2000 LAPCOD Meeting

Circulation in the Algerian basin sensed by subsurface floats

P. Testor, J.C. Gascard
LODYC, Univ. Pierre et Marie Curie
testor@lodyc.jussieu.fr

(Abstract received 07/28/2000 for session A)
ABSTRACT


Fourteen subsurface floats drifting at about 600m depth, have been located 
acoustically from July 1997 to July 1998 in the Algerian basin. In contrast with 
eulerian current measurements, floats trajectories highlight several important 
features at very different scales and offer new insights of the basin 
circulation.

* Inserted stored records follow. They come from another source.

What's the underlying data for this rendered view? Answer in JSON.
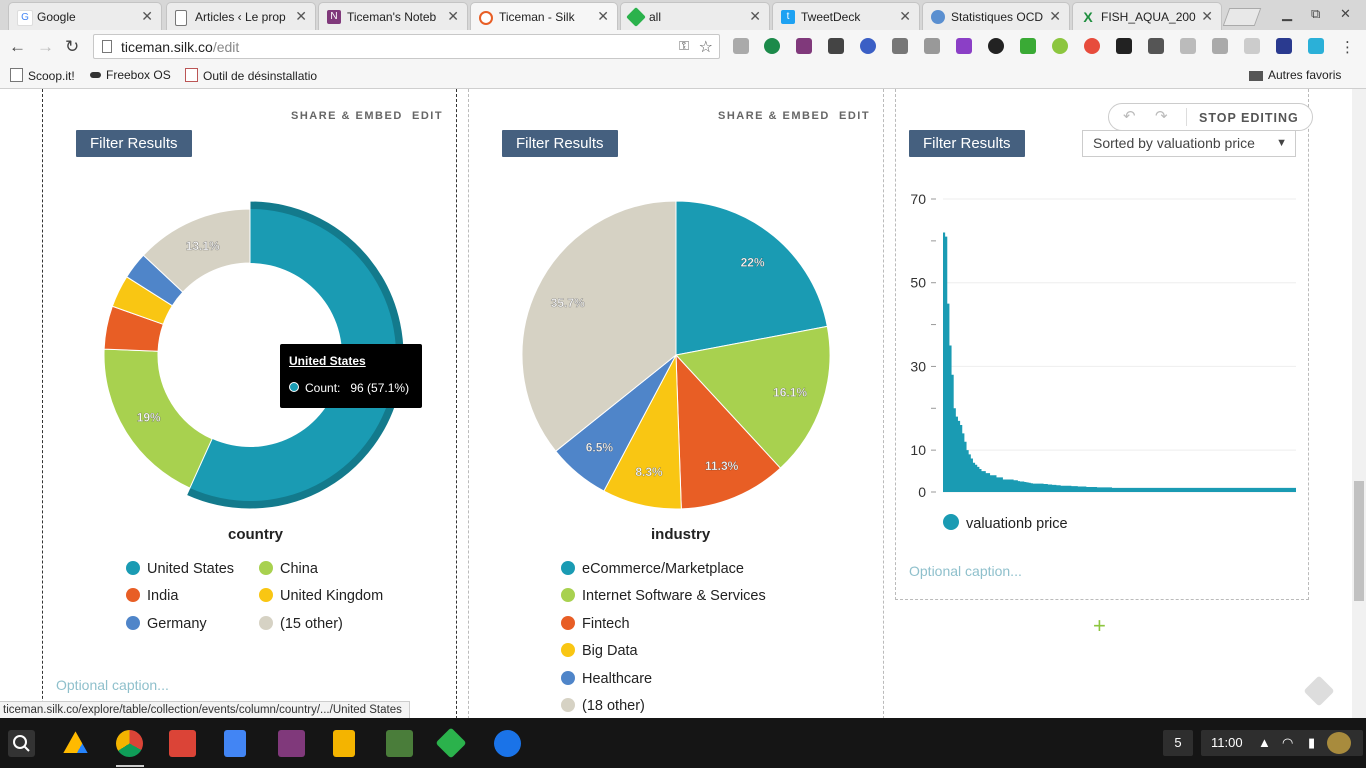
{
  "browser": {
    "tabs": [
      {
        "title": "Google",
        "favicon": "google-g-icon",
        "active": false
      },
      {
        "title": "Articles ‹ Le prop",
        "favicon": "page-icon",
        "active": false
      },
      {
        "title": "Ticeman's Noteb",
        "favicon": "onenote-icon",
        "active": false
      },
      {
        "title": "Ticeman - Silk",
        "favicon": "silk-icon",
        "active": true
      },
      {
        "title": "all",
        "favicon": "feedly-icon",
        "active": false
      },
      {
        "title": "TweetDeck",
        "favicon": "twitter-icon",
        "active": false
      },
      {
        "title": "Statistiques OCD",
        "favicon": "globe-icon",
        "active": false
      },
      {
        "title": "FISH_AQUA_200",
        "favicon": "sheets-x-icon",
        "active": false
      }
    ],
    "url_host": "ticeman.silk.co",
    "url_path": "/edit",
    "bookmarks": [
      {
        "label": "Scoop.it!",
        "icon": "page-icon"
      },
      {
        "label": "Freebox OS",
        "icon": "freebox-icon"
      },
      {
        "label": "Outil de désinstallatio",
        "icon": "java-icon"
      }
    ],
    "other_bookmarks": "Autres favoris",
    "status_url": "ticeman.silk.co/explore/table/collection/events/column/country/.../United States"
  },
  "panels": {
    "share_label": "SHARE & EMBED",
    "edit_label": "EDIT",
    "filter_label": "Filter Results",
    "caption_placeholder": "Optional caption..."
  },
  "edit_bar": {
    "stop_label": "STOP EDITING"
  },
  "sort_select": {
    "value": "Sorted by valuationb price"
  },
  "tooltip": {
    "title": "United States",
    "label": "Count:",
    "value": "96 (57.1%)"
  },
  "colors": {
    "teal": "#1a9bb3",
    "green": "#a8d14f",
    "orange": "#e85e25",
    "yellow": "#f9c613",
    "blue": "#4f85c9",
    "beige": "#d6d2c4",
    "filter_bg": "#45607f"
  },
  "chart_data": [
    {
      "type": "pie",
      "donut": true,
      "title": "country",
      "slices": [
        {
          "label": "United States",
          "value": 57.1,
          "color": "#1a9bb3",
          "data_label": ""
        },
        {
          "label": "China",
          "value": 19.0,
          "color": "#a8d14f",
          "data_label": "19%"
        },
        {
          "label": "India",
          "value": 4.8,
          "color": "#e85e25",
          "data_label": ""
        },
        {
          "label": "United Kingdom",
          "value": 3.6,
          "color": "#f9c613",
          "data_label": ""
        },
        {
          "label": "Germany",
          "value": 3.0,
          "color": "#4f85c9",
          "data_label": ""
        },
        {
          "label": "(15 other)",
          "value": 13.1,
          "color": "#d6d2c4",
          "data_label": "13.1%"
        }
      ],
      "highlighted": "United States"
    },
    {
      "type": "pie",
      "donut": false,
      "title": "industry",
      "slices": [
        {
          "label": "eCommerce/Marketplace",
          "value": 22.0,
          "color": "#1a9bb3",
          "data_label": "22%"
        },
        {
          "label": "Internet Software & Services",
          "value": 16.1,
          "color": "#a8d14f",
          "data_label": "16.1%"
        },
        {
          "label": "Fintech",
          "value": 11.3,
          "color": "#e85e25",
          "data_label": "11.3%"
        },
        {
          "label": "Big Data",
          "value": 8.3,
          "color": "#f9c613",
          "data_label": "8.3%"
        },
        {
          "label": "Healthcare",
          "value": 6.5,
          "color": "#4f85c9",
          "data_label": "6.5%"
        },
        {
          "label": "(18 other)",
          "value": 35.7,
          "color": "#d6d2c4",
          "data_label": "35.7%"
        }
      ]
    },
    {
      "type": "area",
      "title": "",
      "series": [
        {
          "name": "valuationb price",
          "color": "#1a9bb3"
        }
      ],
      "ylim": [
        0,
        70
      ],
      "yticks": [
        0,
        10,
        30,
        50,
        70
      ],
      "values": [
        62,
        61,
        45,
        35,
        28,
        20,
        18,
        17,
        16,
        14,
        12,
        10,
        9,
        8,
        7,
        6.5,
        6,
        5.5,
        5,
        5,
        4.5,
        4.5,
        4,
        4,
        4,
        3.5,
        3.5,
        3.5,
        3,
        3,
        3,
        3,
        3,
        2.8,
        2.8,
        2.6,
        2.5,
        2.5,
        2.4,
        2.3,
        2.2,
        2.1,
        2,
        2,
        2,
        2,
        2,
        1.9,
        1.9,
        1.8,
        1.8,
        1.7,
        1.7,
        1.6,
        1.6,
        1.5,
        1.5,
        1.5,
        1.5,
        1.5,
        1.4,
        1.4,
        1.4,
        1.3,
        1.3,
        1.3,
        1.3,
        1.2,
        1.2,
        1.2,
        1.2,
        1.2,
        1.1,
        1.1,
        1.1,
        1.1,
        1.1,
        1.1,
        1.1,
        1.0,
        1.0,
        1.0,
        1.0,
        1.0,
        1.0,
        1.0,
        1.0,
        1.0,
        1.0,
        1.0,
        1.0,
        1.0,
        1.0,
        1.0,
        1.0,
        1.0,
        1.0,
        1.0,
        1.0,
        1.0,
        1.0,
        1.0,
        1.0,
        1.0,
        1.0,
        1.0,
        1.0,
        1.0,
        1.0,
        1.0,
        1.0,
        1.0,
        1.0,
        1.0,
        1.0,
        1.0,
        1.0,
        1.0,
        1.0,
        1.0,
        1.0,
        1.0,
        1.0,
        1.0,
        1.0,
        1.0,
        1.0,
        1.0,
        1.0,
        1.0,
        1.0,
        1.0,
        1.0,
        1.0,
        1.0,
        1.0,
        1.0,
        1.0,
        1.0,
        1.0,
        1.0,
        1.0,
        1.0,
        1.0,
        1.0,
        1.0,
        1.0,
        1.0,
        1.0,
        1.0,
        1.0,
        1.0,
        1.0,
        1.0,
        1.0,
        1.0,
        1.0,
        1.0,
        1.0,
        1.0,
        1.0,
        1.0,
        1.0,
        1.0,
        1.0
      ]
    }
  ],
  "shelf": {
    "apps": [
      "search-icon",
      "drive-icon",
      "chrome-icon",
      "gmail-icon",
      "docs-icon",
      "onenote-icon",
      "slides-icon",
      "lucid-icon",
      "feedly-icon",
      "files-icon"
    ],
    "notifications": "5",
    "time": "11:00"
  }
}
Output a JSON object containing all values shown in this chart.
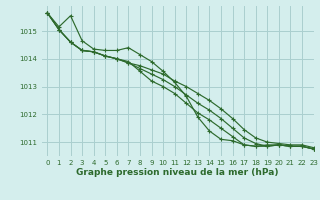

They reveal a dominant large scale cyclonic circulation (250km 
diameter and 3 months period) at 600m depth, that we will call the Algerian 
Gyre. This gyre has a strong seasonal variability. It appears to be fairly well 
developped late fall-early winter and much less reduced in summer. Very few 
mesoscale eddies are evidenced at this depth although the circulation in this 
basin was thought to be dominated by mesoscale anticyclonic eddies (Algerian 
Eddies) at all depths. Floats also revealed anticyclonic Submesoscale Coherent 
Vortices (20km of diameter, few days period and more than 1 year lifetime) 
migrating around the large cyclonic Algerian Gyre and carrying on Levantine 
Intermediate Water into the interior of the basin. LIW branch flowing from the 
Tyrrhenian Sea towards the Liguro-Provencal basin alongslope of Sardinia is also 
well evidenced from floats trajectories. The Algerian Gyre is characterised at 
zero order in Rossby number by a vorticity balance involving planetary vorticity 
and bottom topography since floats are closely following f/H isocontours. 
Relative vorticity being of the same order as d(1/H)/dt and/or d(f)/dt, should 
be precisely estimated in order to speculate about the origin of the Gyre and 
its variability. This could be obtained by redistributing currentmeters array in 
order to combine efficiently lagrangian and eulerian informations.